10.07.2018/ SD
Zukunft der Arbeit

"Strategische Unternehmenspolitik im Kontext des Megatrends Digitalisierung und der Zukunft der Arbeit am Beispiel des Technologiekonzerns Siemens" - hinter dieser sperrigen Beschreibung steht eine neue Studie von IMU Institut, Böckler-Stiftung, Gesamtbetriebsrat und IG Metall.
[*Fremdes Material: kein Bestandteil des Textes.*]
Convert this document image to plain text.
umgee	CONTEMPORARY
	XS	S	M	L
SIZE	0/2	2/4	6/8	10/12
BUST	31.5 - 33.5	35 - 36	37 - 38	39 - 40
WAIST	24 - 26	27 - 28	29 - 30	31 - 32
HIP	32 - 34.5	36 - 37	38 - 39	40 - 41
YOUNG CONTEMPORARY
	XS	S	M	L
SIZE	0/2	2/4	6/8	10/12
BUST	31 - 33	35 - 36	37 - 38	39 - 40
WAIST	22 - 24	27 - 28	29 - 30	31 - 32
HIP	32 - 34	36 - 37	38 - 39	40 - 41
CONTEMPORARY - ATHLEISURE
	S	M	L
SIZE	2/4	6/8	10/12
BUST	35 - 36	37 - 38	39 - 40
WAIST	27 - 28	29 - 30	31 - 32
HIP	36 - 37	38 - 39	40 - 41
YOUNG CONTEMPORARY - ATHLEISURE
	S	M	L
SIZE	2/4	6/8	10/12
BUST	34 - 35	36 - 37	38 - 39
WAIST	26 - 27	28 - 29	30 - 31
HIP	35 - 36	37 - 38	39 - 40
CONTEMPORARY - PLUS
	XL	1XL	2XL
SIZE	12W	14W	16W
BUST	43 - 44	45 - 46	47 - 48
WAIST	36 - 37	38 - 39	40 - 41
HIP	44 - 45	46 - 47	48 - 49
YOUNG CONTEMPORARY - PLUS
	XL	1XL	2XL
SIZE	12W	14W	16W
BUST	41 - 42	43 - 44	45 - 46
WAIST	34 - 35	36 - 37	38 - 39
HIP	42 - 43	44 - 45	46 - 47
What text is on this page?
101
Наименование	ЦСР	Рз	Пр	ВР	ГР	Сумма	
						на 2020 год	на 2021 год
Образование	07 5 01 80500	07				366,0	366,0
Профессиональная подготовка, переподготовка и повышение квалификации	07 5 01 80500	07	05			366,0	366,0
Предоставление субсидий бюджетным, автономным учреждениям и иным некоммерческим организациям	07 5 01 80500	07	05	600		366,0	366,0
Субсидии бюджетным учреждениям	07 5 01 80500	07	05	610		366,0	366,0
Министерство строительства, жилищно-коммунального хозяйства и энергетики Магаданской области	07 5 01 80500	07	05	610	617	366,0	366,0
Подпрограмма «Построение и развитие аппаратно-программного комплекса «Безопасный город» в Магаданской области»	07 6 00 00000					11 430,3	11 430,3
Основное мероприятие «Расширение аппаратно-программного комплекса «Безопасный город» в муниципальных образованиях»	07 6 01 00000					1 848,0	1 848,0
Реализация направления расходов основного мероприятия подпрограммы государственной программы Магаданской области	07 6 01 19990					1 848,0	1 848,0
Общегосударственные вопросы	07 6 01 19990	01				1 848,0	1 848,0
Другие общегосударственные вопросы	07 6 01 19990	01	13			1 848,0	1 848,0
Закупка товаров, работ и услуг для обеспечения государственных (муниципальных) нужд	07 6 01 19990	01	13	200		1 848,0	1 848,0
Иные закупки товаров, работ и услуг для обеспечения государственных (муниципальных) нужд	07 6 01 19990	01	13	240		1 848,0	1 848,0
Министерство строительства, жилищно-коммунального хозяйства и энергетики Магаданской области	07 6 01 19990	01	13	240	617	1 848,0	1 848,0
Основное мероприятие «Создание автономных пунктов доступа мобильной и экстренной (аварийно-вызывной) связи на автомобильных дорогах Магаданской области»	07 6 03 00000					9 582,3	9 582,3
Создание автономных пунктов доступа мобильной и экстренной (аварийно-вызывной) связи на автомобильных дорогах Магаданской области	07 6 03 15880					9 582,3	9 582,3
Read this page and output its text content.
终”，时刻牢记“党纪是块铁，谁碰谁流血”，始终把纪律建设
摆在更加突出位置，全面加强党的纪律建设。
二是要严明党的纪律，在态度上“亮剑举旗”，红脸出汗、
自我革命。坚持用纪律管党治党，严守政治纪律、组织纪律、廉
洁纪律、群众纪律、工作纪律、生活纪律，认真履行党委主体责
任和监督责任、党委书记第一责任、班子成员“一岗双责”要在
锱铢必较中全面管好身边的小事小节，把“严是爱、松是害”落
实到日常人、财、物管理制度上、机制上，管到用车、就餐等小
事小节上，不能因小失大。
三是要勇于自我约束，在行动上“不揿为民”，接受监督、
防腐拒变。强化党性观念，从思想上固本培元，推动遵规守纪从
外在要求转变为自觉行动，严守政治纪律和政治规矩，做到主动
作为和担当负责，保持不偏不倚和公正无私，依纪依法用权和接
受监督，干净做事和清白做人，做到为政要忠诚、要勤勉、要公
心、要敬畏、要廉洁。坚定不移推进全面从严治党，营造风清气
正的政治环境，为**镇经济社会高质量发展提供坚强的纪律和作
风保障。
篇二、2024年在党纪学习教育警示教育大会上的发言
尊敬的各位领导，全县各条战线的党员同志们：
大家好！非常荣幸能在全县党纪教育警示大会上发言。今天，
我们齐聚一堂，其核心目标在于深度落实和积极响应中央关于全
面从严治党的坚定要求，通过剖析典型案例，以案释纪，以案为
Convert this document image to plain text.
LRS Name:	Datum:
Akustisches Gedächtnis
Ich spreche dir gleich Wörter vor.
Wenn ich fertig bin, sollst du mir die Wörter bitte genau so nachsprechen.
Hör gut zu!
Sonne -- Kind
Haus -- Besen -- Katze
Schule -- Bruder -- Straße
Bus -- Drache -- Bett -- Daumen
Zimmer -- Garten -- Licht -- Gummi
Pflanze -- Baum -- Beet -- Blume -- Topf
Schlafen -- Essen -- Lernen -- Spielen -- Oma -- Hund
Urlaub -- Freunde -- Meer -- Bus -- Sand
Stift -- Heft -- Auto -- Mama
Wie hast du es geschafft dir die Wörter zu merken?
Es ist unstrittig, dass die Digitalisierung entscheidenden Einfluss auf die Zukunft der Arbeit hat und in den kommenden Jahren weiter haben wird. Ob dabei letztlich die Risiken oder die Chancen überwiegen, wird unter anderem entscheidend von ihrer Gestaltung abhängen: Aus Sicht der IG Metall und der Betriebsräte bei Siemens muss in jedem Fall der Mensch die Basis bleiben.

Unter dieser Prämisse muss auch und besonders die Arbeitnehmerseite der Digitalisierung aktiv gegenübertreten, um Gestaltungsmöglichkeiten zu erkennen und in ihrem Sinne zu nutzen. Das IMU Institut hat daher im Auftrag der IG Metall und mit Unterstützung der Hans Böckler-Stiftung sowie des Siemens-Gesamtbetriebsrates in einer umfassenden Studie untersucht, welche Veränderungen bei Siemens zu erwarten sind, was das für die Beschäftigten bedeutet, und welche Handlungsmöglichkeiten sich daraus für die Interessenvertretung ergeben.

Im Vorwort ist auf den Punkt gebracht, welche Zielsetzung IG Metall und Gesamtbetriebsrat damit verfolgen: "Digitalisierung muss intern mit allen Mitarbeitern und den Betriebsräten gestaltet werden. Wir müssen die Mitbestimmung ausbauen und die Menschen an der rasanten Entwicklung beteiligen. Wir brauchen eine Transformation in die Arbeitswelt 4.0, die gerecht, sicher und selbstbestimmt ist. [...] Oberstes Ziel auch in Zeiten der Digitalisierung bleiben für uns der Erhalt der Arbeitsplätze und die Stärkung der Mitbestimmung und Beteiligung."